It used to be a simple topic to explain: if the hacking attempt to undermine or subvert a government entity was sponsored by another country, it was considered cyberwarfare, and if by a geo-political group, (but not a recognized nation) cyber-terrorism. Everything else fell into the lesser evil that was Spam used by desperate marketers, and viruses used by anarchists and pranksters to sow chaos and prove hacking prowess. Six or seven years ago, for most of us, malware was a nuisance, sometimes a business headache and relatively uncommon. Spam was a significant threat, but mostly in that it prevented us from reading important emails in a timely fashion.
Welcome to 2018
Malware and spam has become so prevalent that no device with a processing unit is safe, translated to essentially anything that can connect to the internet.
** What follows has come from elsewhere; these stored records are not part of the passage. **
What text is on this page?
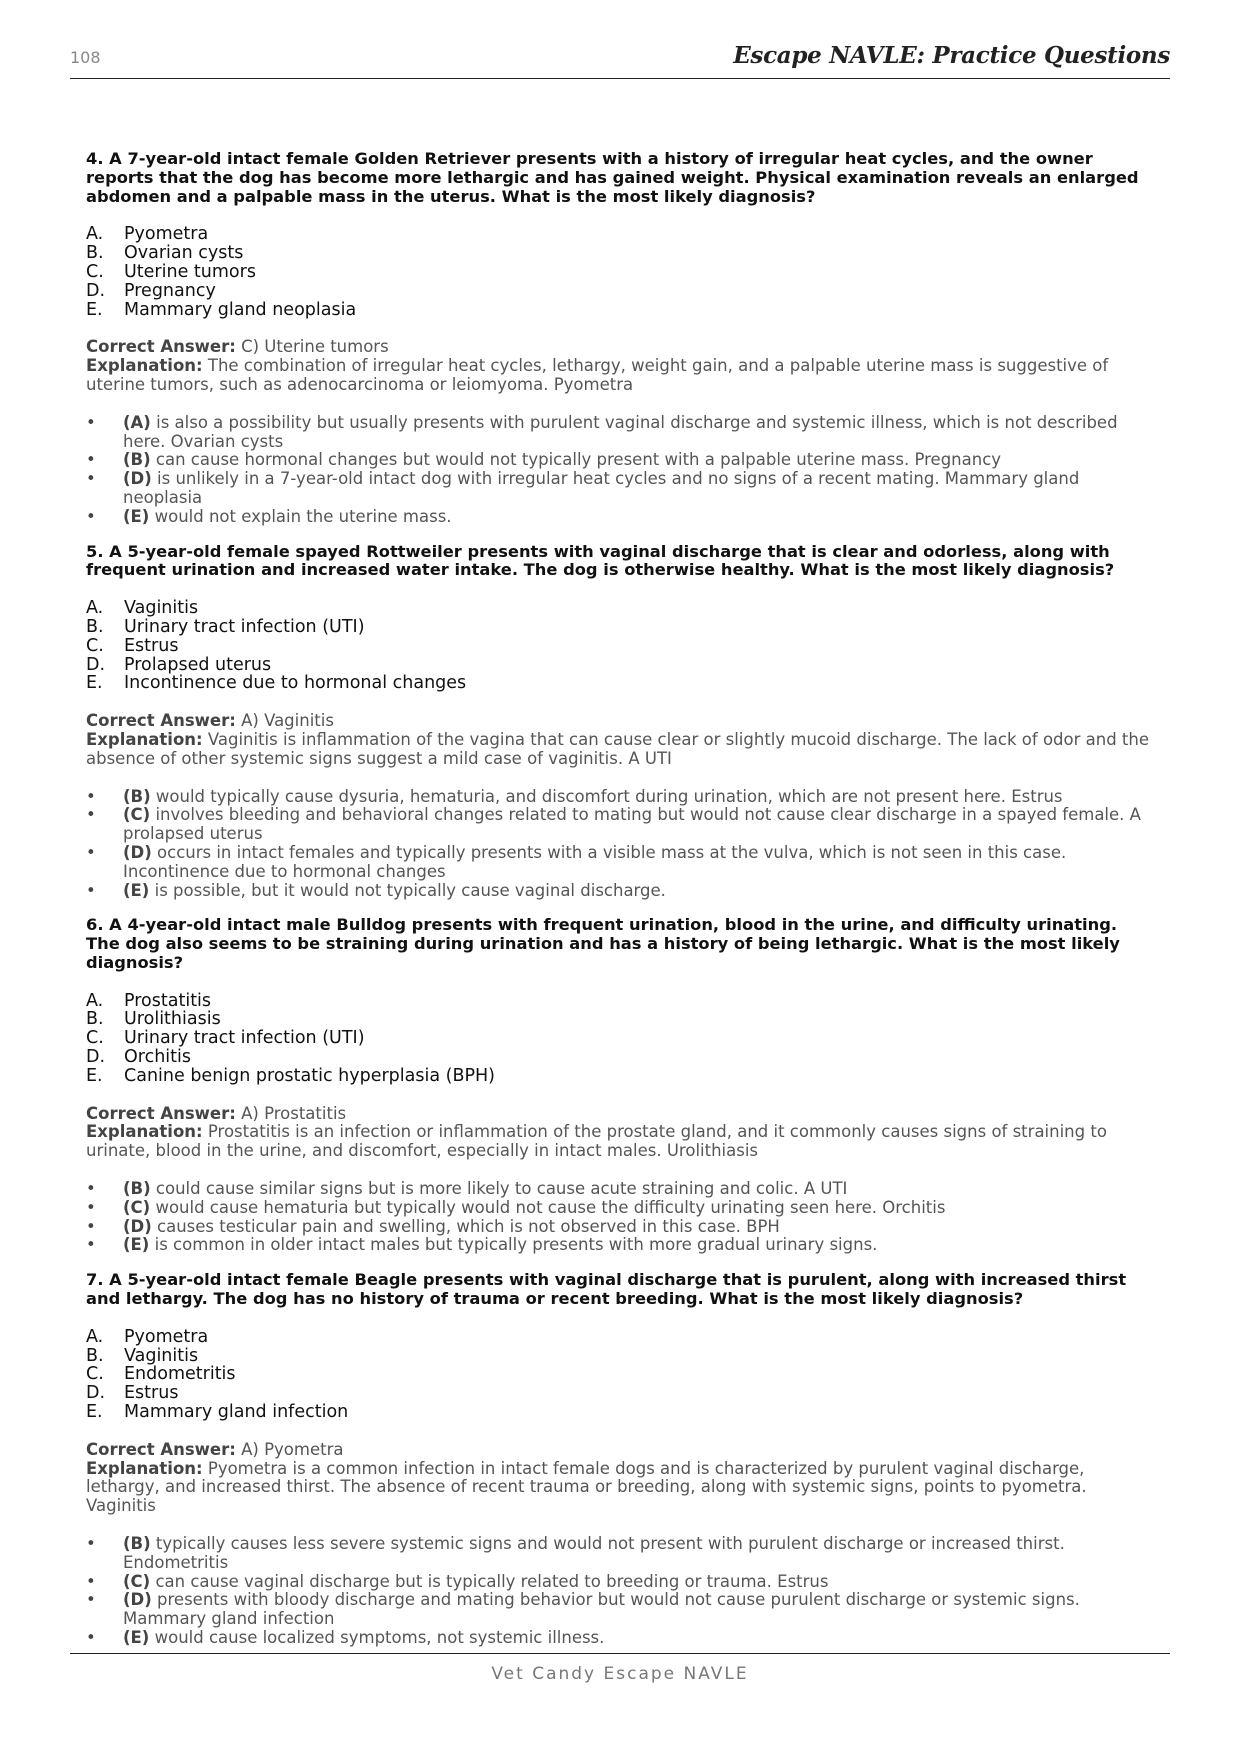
108	Escape NAVLE: Practice Questions

4. A 7-year-old intact female Golden Retriever presents with a history of irregular heat cycles, and the owner reports that the dog has become more lethargic and has gained weight. Physical examination reveals an enlarged abdomen and a palpable mass in the uterus. What is the most likely diagnosis?

A. Pyometra
B. Ovarian cysts
C. Uterine tumors
D. Pregnancy
E. Mammary gland neoplasia
Correct Answer: C) Uterine tumors
Explanation: The combination of irregular heat cycles, lethargy, weight gain, and a palpable uterine mass is suggestive of uterine tumors, such as adenocarcinoma or leiomyoma. Pyometra
• (A) is also a possibility but usually presents with purulent vaginal discharge and systemic illness, which is not described here. Ovarian cysts
• (B) can cause hormonal changes but would not typically present with a palpable uterine mass. Pregnancy
• (D) is unlikely in a 7-year-old intact dog with irregular heat cycles and no signs of a recent mating. Mammary gland neoplasia
• (E) would not explain the uterine mass.

5. A 5-year-old female spayed Rottweiler presents with vaginal discharge that is clear and odorless, along with frequent urination and increased water intake. The dog is otherwise healthy. What is the most likely diagnosis?

A. Vaginitis
B. Urinary tract infection (UTI)
C. Estrus
D. Prolapsed uterus
E. Incontinence due to hormonal changes
Correct Answer: A) Vaginitis
Explanation: Vaginitis is inflammation of the vagina that can cause clear or slightly mucoid discharge. The lack of odor and the absence of other systemic signs suggest a mild case of vaginitis. A UTI
• (B) would typically cause dysuria, hematuria, and discomfort during urination, which are not present here. Estrus
• (C) involves bleeding and behavioral changes related to mating but would not cause clear discharge in a spayed female. A prolapsed uterus
• (D) occurs in intact females and typically presents with a visible mass at the vulva, which is not seen in this case. Incontinence due to hormonal changes
• (E) is possible, but it would not typically cause vaginal discharge.

6. A 4-year-old intact male Bulldog presents with frequent urination, blood in the urine, and difficulty urinating. The dog also seems to be straining during urination and has a history of being lethargic. What is the most likely diagnosis?

A. Prostatitis
B. Urolithiasis
C. Urinary tract infection (UTI)
D. Orchitis
E. Canine benign prostatic hyperplasia (BPH)
Correct Answer: A) Prostatitis
Explanation: Prostatitis is an infection or inflammation of the prostate gland, and it commonly causes signs of straining to urinate, blood in the urine, and discomfort, especially in intact males. Urolithiasis
• (B) could cause similar signs but is more likely to cause acute straining and colic. A UTI
• (C) would cause hematuria but typically would not cause the difficulty urinating seen here. Orchitis
• (D) causes testicular pain and swelling, which is not observed in this case. BPH
• (E) is common in older intact males but typically presents with more gradual urinary signs.

7. A 5-year-old intact female Beagle presents with vaginal discharge that is purulent, along with increased thirst and lethargy. The dog has no history of trauma or recent breeding. What is the most likely diagnosis?

A. Pyometra
B. Vaginitis
C. Endometritis
D. Estrus
E. Mammary gland infection
Correct Answer: A) Pyometra
Explanation: Pyometra is a common infection in intact female dogs and is characterized by purulent vaginal discharge, lethargy, and increased thirst. The absence of recent trauma or breeding, along with systemic signs, points to pyometra. Vaginitis
• (B) typically causes less severe systemic signs and would not present with purulent discharge or increased thirst. Endometritis
• (C) can cause vaginal discharge but is typically related to breeding or trauma. Estrus
• (D) presents with bloody discharge and mating behavior but would not cause purulent discharge or systemic signs. Mammary gland infection
• (E) would cause localized symptoms, not systemic illness.
Vet Candy Escape NAVLE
On top of this, both criminal and subversive political entities (nations, terrorists and even activists) have thoroughly integrated these tools within a larger internet-powered toolkit that also includes social media and big-data algorithms. The result? These shadowy groups have developed an eye-popping ability to coalesce disparate demographic niches or divide communities according to various agendas, most of which could be considered detrimental to the advancement of humanity. Hacking a nation to swing an election used to be science fiction, but now it seems way closer to home than we thought. Ransomware made criminals $24M in 2015, $1B in 2016, and is predicted to top $5B in 2017. This particular type of malware became the darling of online-organized crime and has held businesses, hospitals, churches and even an entire city hostage for crippling amounts of time. Personal information and identity theft has become so commonplace that even the massive Equifax breach has been essentially forgotten. You may not have realized it, but the real cyberwar isn’t being fought between nations. This is a war for the legitimacy and integrity of the internet, and we are all on the front line. What’s perhaps most terrifying is that it’s no longer clear who the bad guys are, and if there is anyone standing up for the average human just trying to make it through the day without being hacked, breached, phished, spammed or misled.